As foodservice operators are quick to attack the produce industry for foodborne illness outbreaks, it is worth noting that this is a matter often in the hands of the operator. The CDC even publishes a separate Food Handlers Guide for norovirus.
Previously known as “Norwalk-like virus,” this is often implicated in illness on cruise ships and it is highly contagious. It is the second most commonly reported illness, after the common cold, in the United States — around 23 million cases of acute gastroenteritis each year.
Prevention is pretty clear:
Can norovirus infections be prevented?
You can decrease your chance of coming in contact with noroviruses by following these preventive steps:
Frequently wash your hands, especially after toilet visits and changing diapers and before eating or preparing food.

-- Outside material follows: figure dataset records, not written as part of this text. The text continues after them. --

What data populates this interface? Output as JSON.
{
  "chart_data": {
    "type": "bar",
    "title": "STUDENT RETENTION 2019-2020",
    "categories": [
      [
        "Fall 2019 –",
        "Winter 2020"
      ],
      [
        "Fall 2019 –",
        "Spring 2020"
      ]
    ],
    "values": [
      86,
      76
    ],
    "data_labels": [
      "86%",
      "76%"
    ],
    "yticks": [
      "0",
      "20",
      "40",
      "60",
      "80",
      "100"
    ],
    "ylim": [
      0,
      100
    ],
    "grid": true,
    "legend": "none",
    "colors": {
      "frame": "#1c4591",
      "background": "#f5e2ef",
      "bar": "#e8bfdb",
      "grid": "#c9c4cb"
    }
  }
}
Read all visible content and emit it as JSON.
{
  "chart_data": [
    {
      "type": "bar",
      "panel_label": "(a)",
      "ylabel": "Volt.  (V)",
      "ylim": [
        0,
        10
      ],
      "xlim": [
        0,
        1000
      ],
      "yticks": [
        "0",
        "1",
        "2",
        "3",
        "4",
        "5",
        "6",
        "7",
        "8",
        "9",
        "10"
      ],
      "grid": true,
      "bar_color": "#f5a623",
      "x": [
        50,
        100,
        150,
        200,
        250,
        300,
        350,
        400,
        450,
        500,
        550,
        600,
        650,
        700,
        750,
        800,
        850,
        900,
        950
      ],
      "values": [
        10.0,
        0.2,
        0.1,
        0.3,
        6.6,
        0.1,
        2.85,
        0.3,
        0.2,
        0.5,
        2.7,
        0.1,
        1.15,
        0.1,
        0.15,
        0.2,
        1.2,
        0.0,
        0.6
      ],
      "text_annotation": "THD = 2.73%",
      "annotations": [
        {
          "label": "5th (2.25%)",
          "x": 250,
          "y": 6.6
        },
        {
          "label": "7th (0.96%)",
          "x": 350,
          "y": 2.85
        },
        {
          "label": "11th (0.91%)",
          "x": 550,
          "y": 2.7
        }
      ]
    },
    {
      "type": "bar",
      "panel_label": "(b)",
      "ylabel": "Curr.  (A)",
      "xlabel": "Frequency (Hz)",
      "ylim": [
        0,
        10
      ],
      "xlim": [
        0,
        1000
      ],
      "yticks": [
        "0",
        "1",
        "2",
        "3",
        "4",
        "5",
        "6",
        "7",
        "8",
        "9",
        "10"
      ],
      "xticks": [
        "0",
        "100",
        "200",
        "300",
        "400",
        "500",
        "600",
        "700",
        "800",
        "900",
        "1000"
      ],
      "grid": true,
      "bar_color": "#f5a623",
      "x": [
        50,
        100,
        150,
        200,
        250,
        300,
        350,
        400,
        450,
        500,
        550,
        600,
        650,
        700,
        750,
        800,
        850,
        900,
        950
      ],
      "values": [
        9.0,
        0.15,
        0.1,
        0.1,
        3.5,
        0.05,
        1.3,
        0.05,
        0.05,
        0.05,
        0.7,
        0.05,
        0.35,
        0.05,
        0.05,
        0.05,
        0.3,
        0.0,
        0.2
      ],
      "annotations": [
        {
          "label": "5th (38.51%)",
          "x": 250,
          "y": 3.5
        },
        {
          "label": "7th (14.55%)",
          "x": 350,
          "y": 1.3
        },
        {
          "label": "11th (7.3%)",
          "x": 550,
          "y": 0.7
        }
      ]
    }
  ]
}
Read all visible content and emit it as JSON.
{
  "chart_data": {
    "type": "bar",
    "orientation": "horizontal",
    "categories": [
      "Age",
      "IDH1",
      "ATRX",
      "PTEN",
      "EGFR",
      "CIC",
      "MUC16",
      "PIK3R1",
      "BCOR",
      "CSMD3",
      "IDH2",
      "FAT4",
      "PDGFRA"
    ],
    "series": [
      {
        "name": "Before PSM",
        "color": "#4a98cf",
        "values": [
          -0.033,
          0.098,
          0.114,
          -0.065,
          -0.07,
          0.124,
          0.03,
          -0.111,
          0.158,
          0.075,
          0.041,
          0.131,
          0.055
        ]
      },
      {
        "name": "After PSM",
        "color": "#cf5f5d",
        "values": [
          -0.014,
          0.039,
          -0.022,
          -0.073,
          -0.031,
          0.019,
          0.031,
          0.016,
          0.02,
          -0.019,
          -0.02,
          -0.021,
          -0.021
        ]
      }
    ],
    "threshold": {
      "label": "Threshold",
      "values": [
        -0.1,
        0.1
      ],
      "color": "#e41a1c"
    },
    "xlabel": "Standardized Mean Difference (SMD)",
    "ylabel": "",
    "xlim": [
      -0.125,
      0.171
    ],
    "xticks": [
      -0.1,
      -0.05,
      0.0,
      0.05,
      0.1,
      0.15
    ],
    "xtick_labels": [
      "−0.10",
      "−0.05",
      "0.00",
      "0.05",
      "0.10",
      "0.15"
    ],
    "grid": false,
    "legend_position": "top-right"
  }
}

Carefully wash fruits and vegetables, and steam oysters before eating them.
Thoroughly clean and disinfect contaminated surfaces immediately after an episode of illness by using a bleach-based household cleaner.
Immediately remove and wash clothing or linens that may be contaminated with virus after an episode of illness (use hot water and soap).
Flush or discard any vomitus and/or stool in the toilet and make sure that the surrounding area is kept clean.
Persons who are infected with norovirus should not prepare food while they have symptoms and for 3 days after they recover from their illness. Food that may have been contaminated by an ill person should be disposed of properly.
Note the requirement that sick employees ought not to prepare food while sick and for three days after. Think about the economic situation of most low wage restaurant workers. How many are going to voluntarily lose income for a week while they recover?